O’Connor notes that every square foot of this house has been mulled over. And yet there’s no sense of over-intensity or of being shoehorned into a small container. His custom-designed furniture pieces and structures-including a wooden shower floor that lifts to reveal a sunken full-size tub and a bay window that juts out to conceal a peripheral view of the neighbours’ houses-give a feeling of space, not compression. O’Connor and Hayward love to watch the sun setting over the city skyline from their third-floor retreat, its glass walls warmed by a Douglas fir ceiling and surrounded by wooden decking.

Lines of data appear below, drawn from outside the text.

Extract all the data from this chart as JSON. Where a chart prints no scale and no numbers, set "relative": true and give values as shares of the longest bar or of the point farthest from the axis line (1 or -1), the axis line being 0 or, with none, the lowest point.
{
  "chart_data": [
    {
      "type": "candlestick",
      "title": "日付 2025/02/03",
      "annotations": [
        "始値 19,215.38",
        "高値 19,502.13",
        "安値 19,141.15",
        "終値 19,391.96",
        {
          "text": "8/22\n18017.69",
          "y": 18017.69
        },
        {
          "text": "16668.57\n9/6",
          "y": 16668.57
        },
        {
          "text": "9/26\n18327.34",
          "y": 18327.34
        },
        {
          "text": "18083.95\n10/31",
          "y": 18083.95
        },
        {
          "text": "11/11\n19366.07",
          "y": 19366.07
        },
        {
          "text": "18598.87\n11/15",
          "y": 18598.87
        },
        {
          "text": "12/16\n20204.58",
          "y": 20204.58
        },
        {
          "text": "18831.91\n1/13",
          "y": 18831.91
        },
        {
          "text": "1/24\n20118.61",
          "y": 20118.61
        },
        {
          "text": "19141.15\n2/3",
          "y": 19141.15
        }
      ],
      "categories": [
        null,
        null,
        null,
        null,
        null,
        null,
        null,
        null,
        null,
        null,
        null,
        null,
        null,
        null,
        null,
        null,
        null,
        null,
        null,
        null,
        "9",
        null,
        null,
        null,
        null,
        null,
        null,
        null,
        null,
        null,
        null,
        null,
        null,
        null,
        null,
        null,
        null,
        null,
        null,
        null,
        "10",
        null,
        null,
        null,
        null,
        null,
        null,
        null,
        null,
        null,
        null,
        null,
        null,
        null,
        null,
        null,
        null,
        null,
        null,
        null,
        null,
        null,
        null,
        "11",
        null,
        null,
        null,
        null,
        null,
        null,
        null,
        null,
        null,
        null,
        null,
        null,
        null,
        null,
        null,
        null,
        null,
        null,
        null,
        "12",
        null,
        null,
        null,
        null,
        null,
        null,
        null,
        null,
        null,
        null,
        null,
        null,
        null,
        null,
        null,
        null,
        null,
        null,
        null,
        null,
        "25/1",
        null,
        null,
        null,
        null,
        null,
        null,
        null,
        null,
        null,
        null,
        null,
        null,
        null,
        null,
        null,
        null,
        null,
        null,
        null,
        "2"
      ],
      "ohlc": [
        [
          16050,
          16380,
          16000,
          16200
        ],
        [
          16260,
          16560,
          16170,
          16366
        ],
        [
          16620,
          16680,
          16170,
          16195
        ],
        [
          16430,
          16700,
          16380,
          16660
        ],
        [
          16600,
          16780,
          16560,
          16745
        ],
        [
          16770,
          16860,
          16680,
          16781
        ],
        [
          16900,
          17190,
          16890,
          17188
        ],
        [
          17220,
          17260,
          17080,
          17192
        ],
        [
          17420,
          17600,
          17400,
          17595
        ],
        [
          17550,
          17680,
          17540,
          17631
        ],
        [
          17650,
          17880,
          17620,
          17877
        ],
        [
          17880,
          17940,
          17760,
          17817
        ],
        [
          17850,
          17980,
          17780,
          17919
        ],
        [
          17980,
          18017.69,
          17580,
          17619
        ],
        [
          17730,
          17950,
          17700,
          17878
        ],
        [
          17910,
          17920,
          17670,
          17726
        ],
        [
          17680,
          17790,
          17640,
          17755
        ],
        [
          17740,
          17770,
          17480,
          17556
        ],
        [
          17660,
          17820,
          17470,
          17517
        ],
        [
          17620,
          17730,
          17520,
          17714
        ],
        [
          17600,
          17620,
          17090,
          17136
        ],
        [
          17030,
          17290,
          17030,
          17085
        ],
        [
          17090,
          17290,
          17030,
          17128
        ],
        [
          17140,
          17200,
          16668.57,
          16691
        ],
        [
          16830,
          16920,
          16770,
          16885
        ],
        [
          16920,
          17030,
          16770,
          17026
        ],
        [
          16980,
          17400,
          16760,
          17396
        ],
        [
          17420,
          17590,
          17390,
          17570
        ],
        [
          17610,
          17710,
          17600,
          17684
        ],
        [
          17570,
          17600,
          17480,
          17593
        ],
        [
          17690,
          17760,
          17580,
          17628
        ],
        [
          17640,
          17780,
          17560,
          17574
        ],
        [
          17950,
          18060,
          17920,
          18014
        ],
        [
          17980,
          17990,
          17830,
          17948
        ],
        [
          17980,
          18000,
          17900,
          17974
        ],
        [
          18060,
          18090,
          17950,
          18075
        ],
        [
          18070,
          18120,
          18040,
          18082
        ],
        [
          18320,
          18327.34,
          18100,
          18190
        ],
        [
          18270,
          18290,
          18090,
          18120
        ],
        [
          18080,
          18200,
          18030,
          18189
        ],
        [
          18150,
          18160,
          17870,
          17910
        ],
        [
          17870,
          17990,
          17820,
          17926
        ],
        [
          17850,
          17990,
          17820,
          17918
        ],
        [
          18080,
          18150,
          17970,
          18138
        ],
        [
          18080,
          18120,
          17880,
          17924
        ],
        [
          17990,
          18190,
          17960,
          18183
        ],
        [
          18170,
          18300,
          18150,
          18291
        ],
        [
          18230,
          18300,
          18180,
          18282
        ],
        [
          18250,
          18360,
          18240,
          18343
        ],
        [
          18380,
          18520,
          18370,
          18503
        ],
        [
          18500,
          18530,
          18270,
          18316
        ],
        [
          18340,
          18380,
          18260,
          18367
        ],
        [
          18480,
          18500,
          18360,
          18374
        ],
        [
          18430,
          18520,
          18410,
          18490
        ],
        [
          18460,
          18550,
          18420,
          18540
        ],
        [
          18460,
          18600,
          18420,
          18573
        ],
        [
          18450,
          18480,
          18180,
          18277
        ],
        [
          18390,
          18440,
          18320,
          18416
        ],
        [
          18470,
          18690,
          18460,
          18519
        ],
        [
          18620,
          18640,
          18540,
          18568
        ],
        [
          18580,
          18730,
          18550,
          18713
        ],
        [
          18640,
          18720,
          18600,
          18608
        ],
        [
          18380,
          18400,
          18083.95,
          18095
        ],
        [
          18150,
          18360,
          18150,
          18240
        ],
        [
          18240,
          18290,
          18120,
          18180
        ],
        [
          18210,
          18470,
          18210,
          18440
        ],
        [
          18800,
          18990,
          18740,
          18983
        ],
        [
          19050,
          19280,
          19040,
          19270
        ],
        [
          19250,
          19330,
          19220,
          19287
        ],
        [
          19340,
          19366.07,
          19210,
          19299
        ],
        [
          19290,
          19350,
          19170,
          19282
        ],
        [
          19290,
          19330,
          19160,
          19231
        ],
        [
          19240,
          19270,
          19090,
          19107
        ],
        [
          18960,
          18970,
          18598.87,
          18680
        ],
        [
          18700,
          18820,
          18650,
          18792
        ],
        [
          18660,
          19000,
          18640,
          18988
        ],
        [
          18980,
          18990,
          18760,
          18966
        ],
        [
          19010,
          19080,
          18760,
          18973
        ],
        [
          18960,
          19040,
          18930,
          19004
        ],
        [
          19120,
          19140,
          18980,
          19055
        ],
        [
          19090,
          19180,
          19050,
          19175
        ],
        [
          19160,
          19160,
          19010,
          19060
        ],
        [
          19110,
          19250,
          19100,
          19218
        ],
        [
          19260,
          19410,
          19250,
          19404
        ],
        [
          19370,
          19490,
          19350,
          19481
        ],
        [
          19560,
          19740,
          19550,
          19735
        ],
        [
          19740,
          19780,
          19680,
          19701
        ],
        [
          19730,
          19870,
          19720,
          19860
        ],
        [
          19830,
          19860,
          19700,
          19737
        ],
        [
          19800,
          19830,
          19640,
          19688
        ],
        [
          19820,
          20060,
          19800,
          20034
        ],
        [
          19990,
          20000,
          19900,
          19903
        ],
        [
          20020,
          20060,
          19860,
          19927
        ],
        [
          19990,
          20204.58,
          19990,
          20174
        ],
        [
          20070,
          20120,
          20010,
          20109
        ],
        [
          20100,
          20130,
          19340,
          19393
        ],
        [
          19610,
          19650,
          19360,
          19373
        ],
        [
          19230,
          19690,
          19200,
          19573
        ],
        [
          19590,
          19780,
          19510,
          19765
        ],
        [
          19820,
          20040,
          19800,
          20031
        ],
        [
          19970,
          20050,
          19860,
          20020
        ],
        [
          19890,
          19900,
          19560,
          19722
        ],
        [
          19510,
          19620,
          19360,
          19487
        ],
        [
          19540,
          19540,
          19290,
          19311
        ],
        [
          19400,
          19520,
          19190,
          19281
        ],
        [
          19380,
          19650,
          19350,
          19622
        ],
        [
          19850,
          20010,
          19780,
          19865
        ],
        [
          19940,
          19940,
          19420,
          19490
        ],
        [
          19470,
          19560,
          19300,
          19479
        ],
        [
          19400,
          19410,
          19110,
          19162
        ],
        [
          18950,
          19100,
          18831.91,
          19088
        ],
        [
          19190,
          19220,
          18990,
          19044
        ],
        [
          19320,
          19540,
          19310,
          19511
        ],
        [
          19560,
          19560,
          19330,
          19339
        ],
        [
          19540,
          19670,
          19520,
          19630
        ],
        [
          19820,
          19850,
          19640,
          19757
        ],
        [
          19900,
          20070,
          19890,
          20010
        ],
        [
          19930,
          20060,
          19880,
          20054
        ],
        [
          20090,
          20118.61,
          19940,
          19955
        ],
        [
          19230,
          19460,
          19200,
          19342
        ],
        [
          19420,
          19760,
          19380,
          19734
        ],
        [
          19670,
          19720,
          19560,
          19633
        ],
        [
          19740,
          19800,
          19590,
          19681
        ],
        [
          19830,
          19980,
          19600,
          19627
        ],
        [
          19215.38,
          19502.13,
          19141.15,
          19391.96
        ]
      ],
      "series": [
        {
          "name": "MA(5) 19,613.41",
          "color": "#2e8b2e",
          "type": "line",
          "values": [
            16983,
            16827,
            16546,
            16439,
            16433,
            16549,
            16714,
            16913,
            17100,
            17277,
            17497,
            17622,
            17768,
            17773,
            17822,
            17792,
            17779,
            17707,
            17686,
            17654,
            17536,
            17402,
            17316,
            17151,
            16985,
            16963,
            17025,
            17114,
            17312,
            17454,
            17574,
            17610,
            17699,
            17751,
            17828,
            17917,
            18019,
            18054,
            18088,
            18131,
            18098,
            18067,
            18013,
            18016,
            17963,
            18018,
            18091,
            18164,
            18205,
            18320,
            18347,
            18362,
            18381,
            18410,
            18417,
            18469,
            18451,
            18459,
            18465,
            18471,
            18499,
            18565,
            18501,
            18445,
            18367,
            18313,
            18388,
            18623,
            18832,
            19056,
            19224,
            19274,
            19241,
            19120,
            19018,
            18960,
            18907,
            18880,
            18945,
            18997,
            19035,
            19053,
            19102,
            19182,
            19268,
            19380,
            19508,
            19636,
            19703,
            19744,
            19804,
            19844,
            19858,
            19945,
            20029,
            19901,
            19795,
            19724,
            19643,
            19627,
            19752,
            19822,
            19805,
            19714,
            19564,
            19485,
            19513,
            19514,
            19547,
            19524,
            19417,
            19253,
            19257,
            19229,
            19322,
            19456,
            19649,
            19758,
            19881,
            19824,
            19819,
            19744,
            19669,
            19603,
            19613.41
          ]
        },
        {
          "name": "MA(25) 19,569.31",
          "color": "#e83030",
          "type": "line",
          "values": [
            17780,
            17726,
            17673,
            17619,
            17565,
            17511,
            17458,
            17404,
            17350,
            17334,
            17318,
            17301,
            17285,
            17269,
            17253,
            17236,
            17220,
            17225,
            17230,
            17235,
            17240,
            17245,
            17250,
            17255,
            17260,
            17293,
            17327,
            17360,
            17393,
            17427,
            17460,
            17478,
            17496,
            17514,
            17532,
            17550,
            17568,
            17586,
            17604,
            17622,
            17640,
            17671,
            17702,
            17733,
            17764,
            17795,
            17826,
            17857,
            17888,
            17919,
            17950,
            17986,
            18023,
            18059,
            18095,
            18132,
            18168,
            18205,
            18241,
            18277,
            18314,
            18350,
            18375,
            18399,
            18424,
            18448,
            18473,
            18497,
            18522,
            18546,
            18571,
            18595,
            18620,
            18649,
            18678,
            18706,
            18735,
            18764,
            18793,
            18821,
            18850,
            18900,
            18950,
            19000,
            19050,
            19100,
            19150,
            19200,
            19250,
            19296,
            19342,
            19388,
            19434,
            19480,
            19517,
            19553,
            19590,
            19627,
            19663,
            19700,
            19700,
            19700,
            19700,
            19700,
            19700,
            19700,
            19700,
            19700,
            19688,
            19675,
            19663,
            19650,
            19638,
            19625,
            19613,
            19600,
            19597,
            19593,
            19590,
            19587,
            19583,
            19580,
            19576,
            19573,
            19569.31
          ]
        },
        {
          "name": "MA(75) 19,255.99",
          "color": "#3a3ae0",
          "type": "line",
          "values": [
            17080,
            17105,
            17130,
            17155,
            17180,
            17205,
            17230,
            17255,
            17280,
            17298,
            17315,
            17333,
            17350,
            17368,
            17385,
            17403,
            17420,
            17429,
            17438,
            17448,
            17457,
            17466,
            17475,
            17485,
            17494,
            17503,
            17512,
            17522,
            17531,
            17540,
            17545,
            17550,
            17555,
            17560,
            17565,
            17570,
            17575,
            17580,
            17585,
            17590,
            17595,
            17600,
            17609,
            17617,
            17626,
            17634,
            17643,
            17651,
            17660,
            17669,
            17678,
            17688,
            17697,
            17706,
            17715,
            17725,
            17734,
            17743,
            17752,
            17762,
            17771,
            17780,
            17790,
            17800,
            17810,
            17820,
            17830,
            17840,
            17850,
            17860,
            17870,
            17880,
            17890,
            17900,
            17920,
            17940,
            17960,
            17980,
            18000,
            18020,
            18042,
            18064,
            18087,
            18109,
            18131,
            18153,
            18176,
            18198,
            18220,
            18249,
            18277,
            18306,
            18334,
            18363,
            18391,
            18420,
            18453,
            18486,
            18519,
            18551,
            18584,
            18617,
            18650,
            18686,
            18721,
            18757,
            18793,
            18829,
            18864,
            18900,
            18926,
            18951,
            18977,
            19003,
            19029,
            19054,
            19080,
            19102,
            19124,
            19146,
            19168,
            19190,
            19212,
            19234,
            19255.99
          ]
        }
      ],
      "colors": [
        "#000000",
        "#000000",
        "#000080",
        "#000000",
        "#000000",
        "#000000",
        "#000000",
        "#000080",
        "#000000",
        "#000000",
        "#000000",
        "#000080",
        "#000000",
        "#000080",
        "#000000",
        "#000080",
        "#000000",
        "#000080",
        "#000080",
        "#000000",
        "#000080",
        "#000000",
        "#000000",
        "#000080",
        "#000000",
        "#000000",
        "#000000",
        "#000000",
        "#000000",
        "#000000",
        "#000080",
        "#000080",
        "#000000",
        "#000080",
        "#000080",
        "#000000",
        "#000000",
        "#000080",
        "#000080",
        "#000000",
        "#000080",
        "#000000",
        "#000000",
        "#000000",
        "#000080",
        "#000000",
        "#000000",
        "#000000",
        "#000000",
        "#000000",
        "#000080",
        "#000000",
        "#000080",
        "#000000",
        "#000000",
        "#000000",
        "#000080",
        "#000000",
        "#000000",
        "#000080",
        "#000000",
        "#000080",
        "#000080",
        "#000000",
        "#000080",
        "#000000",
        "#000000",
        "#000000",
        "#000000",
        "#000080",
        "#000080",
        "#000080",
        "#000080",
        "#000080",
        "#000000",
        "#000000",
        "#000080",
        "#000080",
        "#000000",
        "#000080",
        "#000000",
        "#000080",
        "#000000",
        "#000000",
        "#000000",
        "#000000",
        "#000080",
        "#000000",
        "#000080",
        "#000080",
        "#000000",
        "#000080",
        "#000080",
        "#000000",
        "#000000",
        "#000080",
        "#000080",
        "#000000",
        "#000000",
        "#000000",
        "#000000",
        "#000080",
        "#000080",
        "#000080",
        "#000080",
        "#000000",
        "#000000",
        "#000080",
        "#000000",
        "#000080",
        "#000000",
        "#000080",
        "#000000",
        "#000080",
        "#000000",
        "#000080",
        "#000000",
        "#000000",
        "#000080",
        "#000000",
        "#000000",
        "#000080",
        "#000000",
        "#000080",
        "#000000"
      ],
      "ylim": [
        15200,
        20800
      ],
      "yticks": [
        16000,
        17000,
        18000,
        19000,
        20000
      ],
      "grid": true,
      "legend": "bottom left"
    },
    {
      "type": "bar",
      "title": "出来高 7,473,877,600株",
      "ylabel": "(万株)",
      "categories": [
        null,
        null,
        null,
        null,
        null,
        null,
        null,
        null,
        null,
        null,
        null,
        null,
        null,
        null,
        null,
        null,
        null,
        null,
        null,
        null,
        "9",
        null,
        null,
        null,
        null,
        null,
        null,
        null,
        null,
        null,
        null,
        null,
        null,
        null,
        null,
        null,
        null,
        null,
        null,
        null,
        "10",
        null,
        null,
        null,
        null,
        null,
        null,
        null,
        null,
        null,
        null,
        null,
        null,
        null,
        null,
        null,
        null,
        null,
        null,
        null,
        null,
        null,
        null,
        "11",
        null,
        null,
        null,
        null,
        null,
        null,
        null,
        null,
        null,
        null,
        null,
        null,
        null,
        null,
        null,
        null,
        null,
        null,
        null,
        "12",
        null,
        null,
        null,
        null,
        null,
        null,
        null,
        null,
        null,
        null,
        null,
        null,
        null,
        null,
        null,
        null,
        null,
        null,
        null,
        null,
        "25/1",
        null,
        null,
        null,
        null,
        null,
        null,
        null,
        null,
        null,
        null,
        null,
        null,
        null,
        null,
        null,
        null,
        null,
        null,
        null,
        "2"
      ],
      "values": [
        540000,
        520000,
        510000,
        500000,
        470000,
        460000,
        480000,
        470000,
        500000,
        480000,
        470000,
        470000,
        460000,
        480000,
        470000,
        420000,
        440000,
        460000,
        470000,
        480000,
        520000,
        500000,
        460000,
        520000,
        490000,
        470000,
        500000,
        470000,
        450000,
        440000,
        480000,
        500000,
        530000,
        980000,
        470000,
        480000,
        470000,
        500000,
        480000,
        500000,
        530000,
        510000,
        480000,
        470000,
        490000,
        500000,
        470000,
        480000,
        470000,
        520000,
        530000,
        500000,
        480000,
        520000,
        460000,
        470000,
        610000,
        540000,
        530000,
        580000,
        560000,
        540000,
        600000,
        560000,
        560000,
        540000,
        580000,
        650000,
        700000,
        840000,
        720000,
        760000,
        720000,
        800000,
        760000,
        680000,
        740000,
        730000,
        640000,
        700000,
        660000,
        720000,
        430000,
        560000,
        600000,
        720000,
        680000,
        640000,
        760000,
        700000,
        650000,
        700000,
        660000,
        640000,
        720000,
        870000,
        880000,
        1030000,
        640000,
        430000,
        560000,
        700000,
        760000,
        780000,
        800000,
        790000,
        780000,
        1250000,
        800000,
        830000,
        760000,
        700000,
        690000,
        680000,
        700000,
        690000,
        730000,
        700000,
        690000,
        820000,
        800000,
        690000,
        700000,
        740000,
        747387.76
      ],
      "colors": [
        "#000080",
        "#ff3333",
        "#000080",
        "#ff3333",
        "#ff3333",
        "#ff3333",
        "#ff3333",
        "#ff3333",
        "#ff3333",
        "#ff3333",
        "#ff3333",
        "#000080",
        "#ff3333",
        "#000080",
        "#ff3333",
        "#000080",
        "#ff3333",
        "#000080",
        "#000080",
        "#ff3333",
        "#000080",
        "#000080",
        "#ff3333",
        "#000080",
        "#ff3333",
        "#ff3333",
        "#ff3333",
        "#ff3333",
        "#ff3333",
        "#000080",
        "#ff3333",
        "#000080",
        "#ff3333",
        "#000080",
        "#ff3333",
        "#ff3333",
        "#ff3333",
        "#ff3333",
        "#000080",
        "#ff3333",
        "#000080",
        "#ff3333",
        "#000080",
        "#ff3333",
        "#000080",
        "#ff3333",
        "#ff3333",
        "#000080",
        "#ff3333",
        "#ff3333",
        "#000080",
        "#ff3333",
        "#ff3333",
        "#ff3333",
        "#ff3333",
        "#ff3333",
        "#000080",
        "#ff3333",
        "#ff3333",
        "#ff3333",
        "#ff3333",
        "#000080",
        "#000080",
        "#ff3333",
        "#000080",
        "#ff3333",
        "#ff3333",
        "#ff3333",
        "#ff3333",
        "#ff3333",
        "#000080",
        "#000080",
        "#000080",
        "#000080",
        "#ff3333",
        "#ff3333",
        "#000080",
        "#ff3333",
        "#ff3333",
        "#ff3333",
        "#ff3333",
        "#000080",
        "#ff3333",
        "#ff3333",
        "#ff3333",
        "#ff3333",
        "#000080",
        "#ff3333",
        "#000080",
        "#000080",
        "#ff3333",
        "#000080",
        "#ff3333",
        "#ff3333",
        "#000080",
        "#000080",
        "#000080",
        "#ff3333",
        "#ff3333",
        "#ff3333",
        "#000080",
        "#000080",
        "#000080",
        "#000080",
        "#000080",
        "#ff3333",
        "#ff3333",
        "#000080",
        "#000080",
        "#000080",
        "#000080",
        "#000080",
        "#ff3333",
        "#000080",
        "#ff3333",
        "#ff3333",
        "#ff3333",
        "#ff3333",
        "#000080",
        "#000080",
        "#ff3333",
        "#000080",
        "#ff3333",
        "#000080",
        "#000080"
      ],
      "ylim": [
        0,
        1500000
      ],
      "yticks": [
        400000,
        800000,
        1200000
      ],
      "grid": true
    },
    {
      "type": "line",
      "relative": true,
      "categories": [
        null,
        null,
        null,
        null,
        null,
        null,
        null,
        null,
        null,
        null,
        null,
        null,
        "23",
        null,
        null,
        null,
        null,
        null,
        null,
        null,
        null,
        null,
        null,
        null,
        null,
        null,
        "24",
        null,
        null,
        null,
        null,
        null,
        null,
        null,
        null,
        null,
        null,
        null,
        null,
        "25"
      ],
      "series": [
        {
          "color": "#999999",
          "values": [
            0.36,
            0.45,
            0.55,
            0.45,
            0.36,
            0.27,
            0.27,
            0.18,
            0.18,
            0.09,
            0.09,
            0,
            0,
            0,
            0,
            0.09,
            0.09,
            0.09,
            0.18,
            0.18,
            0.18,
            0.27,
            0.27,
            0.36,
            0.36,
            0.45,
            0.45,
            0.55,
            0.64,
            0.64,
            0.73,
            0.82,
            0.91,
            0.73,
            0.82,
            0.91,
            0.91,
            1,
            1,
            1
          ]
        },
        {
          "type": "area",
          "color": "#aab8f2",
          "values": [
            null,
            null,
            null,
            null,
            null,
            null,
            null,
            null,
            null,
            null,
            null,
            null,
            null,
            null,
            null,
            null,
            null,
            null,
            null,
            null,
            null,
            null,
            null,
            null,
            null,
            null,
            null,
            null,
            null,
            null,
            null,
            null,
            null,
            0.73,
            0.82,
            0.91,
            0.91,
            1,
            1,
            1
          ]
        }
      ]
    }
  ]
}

That privacy and sense of space is what Hayward loves most about the tower, and that’s no small compliment when you learn that he once lived in the country near Guelph, on 15 acres. When he moved to Toronto and bought a 400-square-foot condo at Yonge and King, he went looking for ways to furnish such a small space. He met O’Connor at an open house in Cabbagetown while both were looking for design ideas. They fell into conversation and O’Connor offered to help design the interiorof the condo. The cleverness of his custom-made furniture-especially the dining table that served as a headboard for the bed when not fully extended-impressed him. Then O’Connor brought Hayward to see the house on Amelia. The addition was still a shell, with drywalling just starting, and Hayward remembers admiring that “John had designed this, and now he was building it along with his crew, with no attitude, no pretension whatsoever.” By the time the house was completed, they were in love and Hayward moved in.

As far as aesthetics, the businessman and the modern architect made an odd couple at first. Of his house in the country, Hayward says, “I decorated it to death,” including “library” wallpaper that featured laden bookshelves. With the tower, he had to dig in his heels to keep some of his treasured objects, small glass pieces and Inuit sculptures. O’Connor relented and built him three spare, well-lit shelves in the living room. Thinking back to the days when “Rick loved what he called Restoration Home Hardware and buying little tchotchkes,” O’Connor admits, “Rick’s made a huge transformation.” He’s now a delighted convert to simplicity.

Heritage restoration is not an exact science. Nor do the 450 members of the Cabbagetown Preservation Association, who meet about three times a year for lectures and news about heritage issues, always agree on what’s right for their neighbourhood. However, since 2003, when Amelia and 30 other Cabbagetown streets formed a Heritage Conservation District, there are guidelines about the appropriate shape, materials and character for houses in the district, and all exterior renovation proposals must be approved by the city’s Preservation Branch.

If O’Connor brought his plans in today, he’d most likely be refused a building permit. The cement panels, the windows and the residential tower could all be ruled out of bounds. Steve Yeates, a graphic designer and illustrator and the current chair of the Cabbagetown Preservation Association, accepts the addition, but feels that the cottage’s windows and cement panels are neither faithful nor sensitive to the area’s 19th-century ambience. The streetscape, Yeates says, is our museum, and if you play false with its materials and textures, you are devaluing the whole. “On the other hand,” he adds, doffing his CPA cap, “as a designer, I love that house.”

There’s no denying that if lots of people on Amelia Street covered their 19th-century houses with cement panels, the neighbourhood would lose something. But only one person has done it, with a cheeky sense of style and a genuine respect for the past, and it won him a coveted spot in Metropolitan Home’s 2005 salute to the best design in private residences. Talking about the tricky business of reinterpreting old houses, Rollo Myers, manager of the Architectural Conservancy of Ontario and also a Cabbagetown resident, says, “It takes some real humility and sophistication to do it right.” O’Connor has both, allowing Amelia Street to keep a distinctive feature, albeit redrawn in the light of the 21st century. Number 50′s modern metamorphosis isn’t a loss for conservation; it’s a sign of the worker’s cottage’s versatility and endurance-there’s life in the old style yet.